La maison de luxe Louis Vuitton a dévoilé sa nouvelle collection, la semaine dernière, lors d'un défilé virtuel à Paris. Et parmi les accessoires, un sac a retenu l'attention d'internautes. Une création qui fait penser au tissu madras.
La célèbre marque de luxe Louis Vuitton a présenté sa nouvelle collection masculine, le 21 janvier dernier, dans le cadre de la Fashion week virtuelle à Paris. Un défilé clairement engagé. Des modèles dessinés par le directeur artistique, Virgil Abloh, qui a souhaité envoyer un message anti-raciste et anti-homophobe. Et parmi les accessoires, un sac fait d'un tissu que nous connaissons bien chez nous... Flanqué du logo LV...
Un sac qui fait débat
Un mannequin défilant avec un sac en tissu ressemblant au madras... Cela a été la surprise pour quelques internautes, qui oscillent entre fierté et interrogation.
Moi je trouve ça extraordinaire que vous vous indigner devant Virgil Abloh qui utilise le Madras, alors que vous mêmes vous passez votre temps à résumer le madras à nappe de Tatie.
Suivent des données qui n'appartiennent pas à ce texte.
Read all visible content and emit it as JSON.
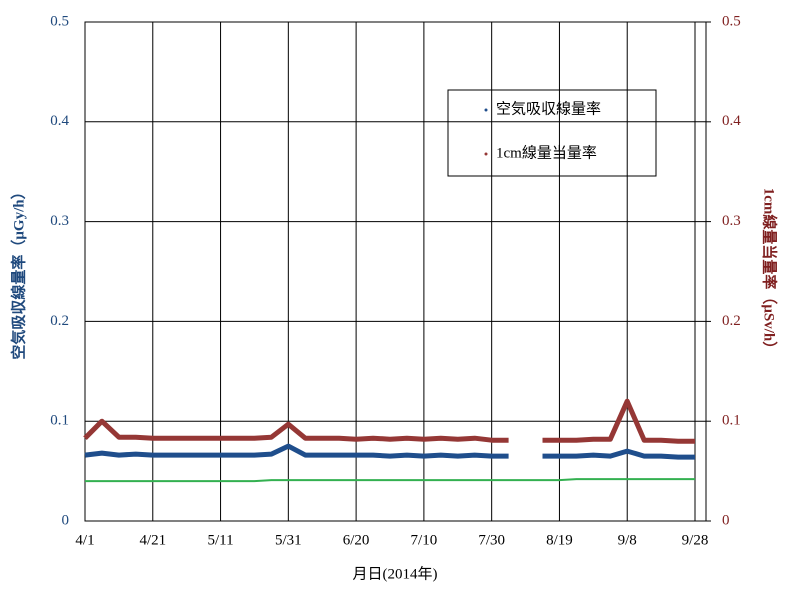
{
  "chart_data": {
    "type": "line",
    "x": [
      "4/1",
      null,
      null,
      null,
      "4/21",
      null,
      null,
      null,
      "5/11",
      null,
      null,
      null,
      "5/31",
      null,
      null,
      null,
      "6/20",
      null,
      null,
      null,
      "7/10",
      null,
      null,
      null,
      "7/30",
      null,
      null,
      null,
      "8/19",
      null,
      null,
      null,
      "9/8",
      null,
      null,
      null,
      "9/28"
    ],
    "x_label": "月日(2014年)",
    "y_label": "空気吸収線量率（μGy/h）",
    "y2_label": "1cm線量当量率（μSv/h）",
    "ylim": [
      0,
      0.5
    ],
    "yticks": [
      0,
      0.1,
      0.2,
      0.3,
      0.4,
      0.5
    ],
    "y2lim": [
      0,
      0.5
    ],
    "y2ticks": [
      0,
      0.1,
      0.2,
      0.3,
      0.4,
      0.5
    ],
    "grid": true,
    "legend": "upper right",
    "series": [
      {
        "name": "空気吸収線量率",
        "color": "#1f4e8c",
        "values": [
          0.066,
          0.068,
          0.066,
          0.067,
          0.066,
          0.066,
          0.066,
          0.066,
          0.066,
          0.066,
          0.066,
          0.067,
          0.075,
          0.066,
          0.066,
          0.066,
          0.066,
          0.066,
          0.065,
          0.066,
          0.065,
          0.066,
          0.065,
          0.066,
          0.065,
          0.065,
          null,
          0.065,
          0.065,
          0.065,
          0.066,
          0.065,
          0.07,
          0.065,
          0.065,
          0.064,
          0.064
        ]
      },
      {
        "name": "1cm線量当量率",
        "color": "#953735",
        "axis": "y2",
        "values": [
          0.083,
          0.1,
          0.084,
          0.084,
          0.083,
          0.083,
          0.083,
          0.083,
          0.083,
          0.083,
          0.083,
          0.084,
          0.097,
          0.083,
          0.083,
          0.083,
          0.082,
          0.083,
          0.082,
          0.083,
          0.082,
          0.083,
          0.082,
          0.083,
          0.081,
          0.081,
          null,
          0.081,
          0.081,
          0.081,
          0.082,
          0.082,
          0.12,
          0.081,
          0.081,
          0.08,
          0.08
        ]
      },
      {
        "color": "#33b050",
        "values": [
          0.04,
          0.04,
          0.04,
          0.04,
          0.04,
          0.04,
          0.04,
          0.04,
          0.04,
          0.04,
          0.04,
          0.041,
          0.041,
          0.041,
          0.041,
          0.041,
          0.041,
          0.041,
          0.041,
          0.041,
          0.041,
          0.041,
          0.041,
          0.041,
          0.041,
          0.041,
          0.041,
          0.041,
          0.041,
          0.042,
          0.042,
          0.042,
          0.042,
          0.042,
          0.042,
          0.042,
          0.042
        ]
      }
    ]
  }
}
— 𝙇'𝘼𝙢𝙞 𝙙𝙪 𝙈𝙤𝙣𝙙𝙚 𝙀𝙣𝙩𝙞𝙚𝙧 (@weeirdoboii) January 24, 2021
Soyez fiers qu'on utilise notre Madras. On inspire la mode https://t.co/UDenAZnFLV
Donc on a toujours été à la mode...... https://t.co/h5xRdBX9Gz
— baby boss 🌈 (@Bilkys8) January 25, 2021
Le dames du marché = des fashionista avant-gardistes https://t.co/pebOkFw7HK
— 𝓘𝓷𝓮𝓼 🌺 𝓸𝓯 𝓖𝓾𝓪𝓭𝓮𝓵𝓸𝓾𝓹𝓮 (@Iinessse) January 24, 2021
louis vuitton a fait un sac couleur madras, dites leur que l’idée vient de chez nous avant que les occidentaux ne se l’approprie
— glo (@Nicolvs22) January 24, 2021
D'autres ont crié à l'appropriation culturelle, c'est-à-dire "l'emprunt" ou l'utilisation d'éléments d'une culture par les membres d'une autre culture, dans un contexte d'exploitation et de domination.
Un tissu traditionnel guadeloupéen qui vient d'Inde
Si le tissu madras est une étoffe traditionnelle de la Guadeloupe, ou de la Martinique, il vient d'Inde. Il a été créé dans une ville proche de Madras (nom donné lors de l'occupation britannique), aujourd'hui appelée Chennai.
Jaune, vert, rouge ou bleu, on en trouve de différentes couleurs. Selon Judes Sahaï, spécialiste de l'Inde, contrairement à la croyance populaire, le madras n'a pas été introduit aux Antilles par les Indiens, mais plutôt par les "premiers colons". La France, puissance coloniale est présente en Inde, au XVIIe siècle, sous couvert de relations commerciales, avec notamment la Compagnie française des Indes orientales. Le madras apparaît donc aux Antilles au XVIIIe siècle.
Et à l'arrivée des premiers Indiens en Guadeloupe, en 1854, eux aussi ont transporté du tissu vers nos îles, mais il en existait déjà.
Par la suite, le madras devient une part des costumes traditionnels des Antilles.
Sauf qu'ici sur ce sac, Judes Sahaï n'y voit pas forcément du madras, mais plutôt une inspiration du madras. "Les couleurs nous rappellent le tissu que nous connaissons" explique t-il.
Alors madras ou pas, la question alimente de nombreuses discussions. Du côté de la marque de luxe, on parle plutôt de tartan, tissu écossais. Le madras, en fait, s'inspire du tartan.
Une collection engagée
Le créateur américain Virgil Abloh a voulu, dans cette collection, s'interroger sur comment les stéréotypes et les uniformes liés aux professions et aux modes de vie façonnent la personnalité, s’efforçant de changer ces idées préconçues. "La mode est un outil de la mise en forme de ces identités (…). De façon inconsciente, nous faisons confiance à une silhouette en costume et nous nous méfions en voyant le contour d’un sweatshirt à capuche", a t-il écrit dans les notes qui accompagnaient la collection.
"Un homme d'affaires est-il toujours blanc ? Un basketteur est-il toujours noir ? Sont-ils toujours des hommes hétérosexuels ?", s'interroge-t-il.
Le créateur américain d'origine ghanéenne utilise dans cette collection le kente, textile ghanéen fait de bandes de tissu tissées à la main de soie et de coton, rendu en tartan. "Est-ce que ça rend le kente moins ghanéen et le tartan moins écossais ? La provenance est la réalité, tandis que la propriété est un mythe", assure-t-il.